Pour comprendre et connaître les clients, il y a deux grandes sources de données: leurs déclarations et leurs comportements. Une grande part des études de marché menées par les marketers sont basées sur les déclarations des personnes interrogées (prospects ou clients). C’est utile mais cela ne suffit pas car les déclarations sont parfois trompeuses ou incomplètes.

Prenons un exemple. Lorsqu’on demande à un individu quelle est sa taille et son poids, il est usuel qu’il ajoute quelques centimètres à sa taille et retire quelques kilos à son poids. Ce n’est pas vraiment un mensonge. C’est juste un réflexe très humain. En revanche, quand cet individu achète un vêtement, il prend usuellement ce vêtement à sa taille, ni plus, ni moins, par souci de son confort personnel. Son comportement est donc plus proche de la vérité vraie que ses déclarations.
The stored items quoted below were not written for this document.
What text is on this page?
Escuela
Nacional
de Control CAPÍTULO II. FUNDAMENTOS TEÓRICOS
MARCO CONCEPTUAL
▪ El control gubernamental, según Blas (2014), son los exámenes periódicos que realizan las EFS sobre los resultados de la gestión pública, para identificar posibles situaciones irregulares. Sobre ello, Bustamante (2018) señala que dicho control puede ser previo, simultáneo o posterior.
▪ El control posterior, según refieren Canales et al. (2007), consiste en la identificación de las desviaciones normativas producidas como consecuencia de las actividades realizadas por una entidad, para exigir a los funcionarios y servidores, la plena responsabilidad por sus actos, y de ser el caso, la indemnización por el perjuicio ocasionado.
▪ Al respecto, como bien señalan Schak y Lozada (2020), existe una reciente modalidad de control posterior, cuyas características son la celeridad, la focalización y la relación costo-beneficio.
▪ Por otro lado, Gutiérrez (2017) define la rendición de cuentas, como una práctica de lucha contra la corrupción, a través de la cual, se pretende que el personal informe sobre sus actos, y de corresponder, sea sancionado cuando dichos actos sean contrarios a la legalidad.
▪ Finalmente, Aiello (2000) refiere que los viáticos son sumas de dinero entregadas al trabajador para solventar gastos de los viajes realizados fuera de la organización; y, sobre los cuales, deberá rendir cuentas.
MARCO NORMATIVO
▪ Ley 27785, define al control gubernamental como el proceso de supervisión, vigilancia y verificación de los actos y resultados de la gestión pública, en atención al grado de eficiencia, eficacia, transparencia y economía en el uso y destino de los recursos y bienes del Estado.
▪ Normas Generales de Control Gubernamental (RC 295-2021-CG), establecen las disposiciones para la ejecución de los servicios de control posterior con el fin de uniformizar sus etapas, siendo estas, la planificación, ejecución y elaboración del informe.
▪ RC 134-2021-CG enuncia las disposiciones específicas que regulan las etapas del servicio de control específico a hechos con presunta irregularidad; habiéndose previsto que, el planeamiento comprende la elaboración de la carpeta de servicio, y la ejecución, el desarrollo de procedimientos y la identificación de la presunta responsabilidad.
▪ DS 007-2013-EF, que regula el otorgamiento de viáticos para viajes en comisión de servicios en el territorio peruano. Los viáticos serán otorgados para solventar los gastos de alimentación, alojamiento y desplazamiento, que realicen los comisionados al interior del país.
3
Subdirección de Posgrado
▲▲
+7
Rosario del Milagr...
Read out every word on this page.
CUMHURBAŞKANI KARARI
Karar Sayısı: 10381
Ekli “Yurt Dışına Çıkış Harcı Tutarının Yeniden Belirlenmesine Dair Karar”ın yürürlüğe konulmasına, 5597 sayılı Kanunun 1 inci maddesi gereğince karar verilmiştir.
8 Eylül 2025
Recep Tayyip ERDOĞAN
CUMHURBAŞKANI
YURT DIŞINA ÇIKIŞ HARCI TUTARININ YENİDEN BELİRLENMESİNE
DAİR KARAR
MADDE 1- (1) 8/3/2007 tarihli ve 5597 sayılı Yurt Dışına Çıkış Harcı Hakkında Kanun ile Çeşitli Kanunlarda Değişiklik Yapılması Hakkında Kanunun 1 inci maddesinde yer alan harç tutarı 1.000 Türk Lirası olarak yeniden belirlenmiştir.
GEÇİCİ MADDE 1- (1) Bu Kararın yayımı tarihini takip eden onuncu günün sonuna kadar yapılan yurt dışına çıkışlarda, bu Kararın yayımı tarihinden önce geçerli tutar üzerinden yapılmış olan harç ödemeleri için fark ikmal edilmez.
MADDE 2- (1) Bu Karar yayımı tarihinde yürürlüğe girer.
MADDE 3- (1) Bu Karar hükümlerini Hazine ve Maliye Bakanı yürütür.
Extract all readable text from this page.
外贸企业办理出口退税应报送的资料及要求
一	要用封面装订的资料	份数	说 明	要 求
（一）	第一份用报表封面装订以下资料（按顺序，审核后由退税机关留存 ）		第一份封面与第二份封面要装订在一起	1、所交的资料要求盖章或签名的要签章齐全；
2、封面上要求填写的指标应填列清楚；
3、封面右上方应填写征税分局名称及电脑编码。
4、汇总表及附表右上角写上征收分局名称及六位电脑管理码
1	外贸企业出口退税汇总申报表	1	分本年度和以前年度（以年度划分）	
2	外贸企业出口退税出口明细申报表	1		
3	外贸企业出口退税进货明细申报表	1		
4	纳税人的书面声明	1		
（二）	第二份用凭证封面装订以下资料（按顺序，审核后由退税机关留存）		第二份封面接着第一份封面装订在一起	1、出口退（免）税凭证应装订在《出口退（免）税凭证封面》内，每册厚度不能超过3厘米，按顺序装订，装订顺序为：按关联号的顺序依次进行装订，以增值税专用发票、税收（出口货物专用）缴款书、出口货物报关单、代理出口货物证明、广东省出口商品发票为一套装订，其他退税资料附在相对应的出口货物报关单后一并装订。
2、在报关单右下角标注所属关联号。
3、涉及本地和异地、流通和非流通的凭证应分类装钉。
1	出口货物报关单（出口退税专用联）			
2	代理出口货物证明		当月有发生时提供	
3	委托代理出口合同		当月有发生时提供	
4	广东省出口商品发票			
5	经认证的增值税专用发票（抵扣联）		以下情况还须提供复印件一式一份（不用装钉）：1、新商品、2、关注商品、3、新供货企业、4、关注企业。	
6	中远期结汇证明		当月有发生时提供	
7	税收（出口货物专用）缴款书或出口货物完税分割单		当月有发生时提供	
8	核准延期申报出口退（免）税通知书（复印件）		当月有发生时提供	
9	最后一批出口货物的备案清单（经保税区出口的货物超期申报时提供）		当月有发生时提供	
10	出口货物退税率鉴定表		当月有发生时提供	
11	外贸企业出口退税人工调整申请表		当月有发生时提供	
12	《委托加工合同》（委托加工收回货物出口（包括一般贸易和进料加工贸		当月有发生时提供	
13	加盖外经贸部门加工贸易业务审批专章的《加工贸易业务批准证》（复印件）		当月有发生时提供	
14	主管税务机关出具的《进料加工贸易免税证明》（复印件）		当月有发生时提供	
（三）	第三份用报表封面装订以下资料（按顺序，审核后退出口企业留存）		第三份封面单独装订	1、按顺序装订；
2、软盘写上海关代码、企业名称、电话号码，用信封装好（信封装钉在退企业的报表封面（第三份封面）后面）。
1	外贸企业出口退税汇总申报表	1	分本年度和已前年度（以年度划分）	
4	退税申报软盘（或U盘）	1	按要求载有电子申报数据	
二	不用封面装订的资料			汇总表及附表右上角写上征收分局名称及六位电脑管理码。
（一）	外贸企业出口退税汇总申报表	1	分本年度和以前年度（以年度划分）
Prenons un autre exemple, si on me demande quelles langues je parle, je peux, par exemple, déclarer que je parle chinois (même si ce n’est pas tout à fait exact). En revanche, mon navigateur Web indiquera précisément quelle langue j’ai configurée par défaut. Et cette langue est vraisemblablement celle que je parle usuellement.

On constate donc ainsi que l’analyse des comportements des prospects (ou des clients) est beaucoup plus riche en connaissances utiles qu’une longue litanie de questions appelant des réponses déclaratives.

Ce constat a été formulé, depuis longtemps en marketing, par la conquête du Graal que résume l’épigramme suivant :

Montre-moi ce que tu fais.
Et je saurai qui tu es.
Puis je te proposerai
Ce singulier qui te plaît.
Et là, tu diras « Gagné !»

Donc, pour être plus efficace, le marketing a besoin de s’appuyer sur les données comportementales observées des prospects à conquérir ou des anciens clients à fidéliser. C’est ainsi qu’est né le concept de Data-driven marketing qui se définit comme une activité marketing pilotée par les données. Et ces données observées proviennent de prélèvements effectués lors des interactions entre les clients et l’entreprise.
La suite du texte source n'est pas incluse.